Assemblyman William Colton led a rally in Bensonhurst, renewing the battle against the Department of Sanitation’s (DOS) plans to build a waste transfer station in Gravesend Bay behind the Caesar’s Bay Shopping Center (1640 Shore Parkway). WPIX is reporting that despite orders from a state judge giving the DOS a go-ahead on their plans, Colton has continued his effort to block the building of the facility.

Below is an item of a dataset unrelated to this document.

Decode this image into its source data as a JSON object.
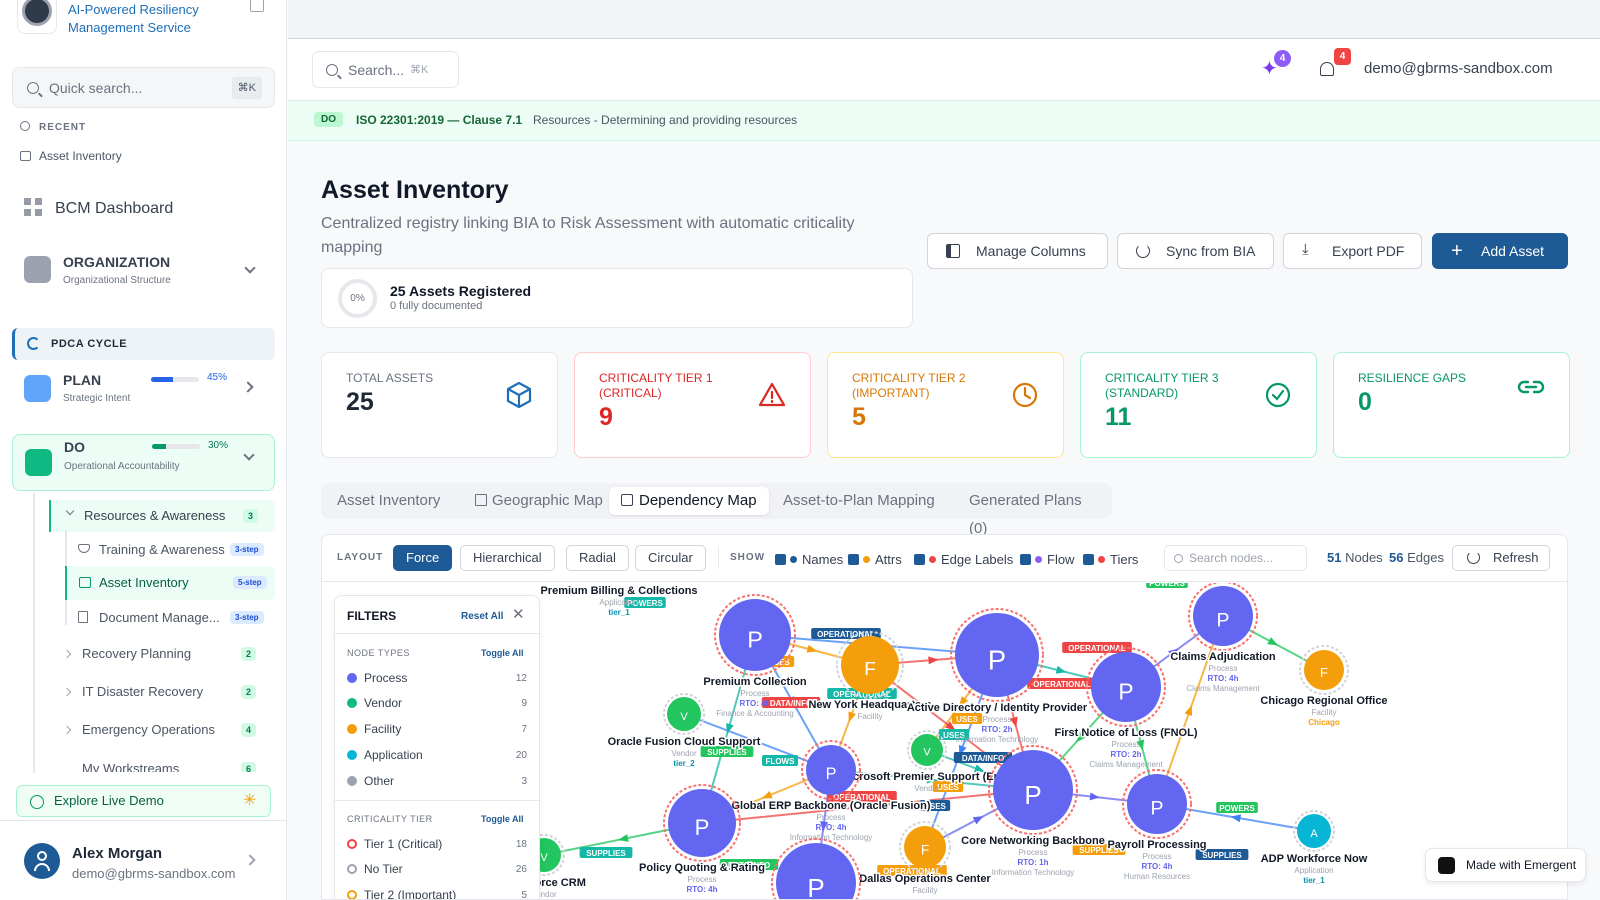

When we last reported on Gravesend Bay waste transfer station, State Supreme Court Judge Bert Bunyan gave the DOS permission to go ahead on their plans to construct the facility, dismissing Colton’s concerns that toxic chemicals buried in the bay would be dredged up by new construction along the waters. Colton also expressed concerns of toxins being whipped up from an incinerator that once operated in the area 30 years ago. Despite these setbacks, Colton held another rally with City Council candidate Mark Treyger, calling for residents to “dump the dump.”
Colton also urged the future mayor to block the construction of the station.
“Sign a pledge, to stand up with and speak up for the people of Southern Brooklyn,” Colton said.
At the rally, Colton reiterated the dangers of building a waste transfer station along the waters of Gravesend Bay.
“The next time we have a flood, the people of Coney Island, Seagate, Brighton Beach, Gravesend and Bensonhurst, are not only going to have to worry about mold, but they are going to have to worry about mercury in their basements…about dioxins, Mirex and pesticides and insecticides, and those things are not so easily removed,” Colton told WPIX.
The DOS issued a response that attempted to allay locals’ fears.
“At the Marine Transfer Station, the waste will be compacted, containerized, and shipped out by barge avoiding truck traffic on local roads and enhancing the quality of life. The MTS won overwhelming support from the City Council and has received the environmental permits necessary to proceed with construction,” the DOS’s statement said.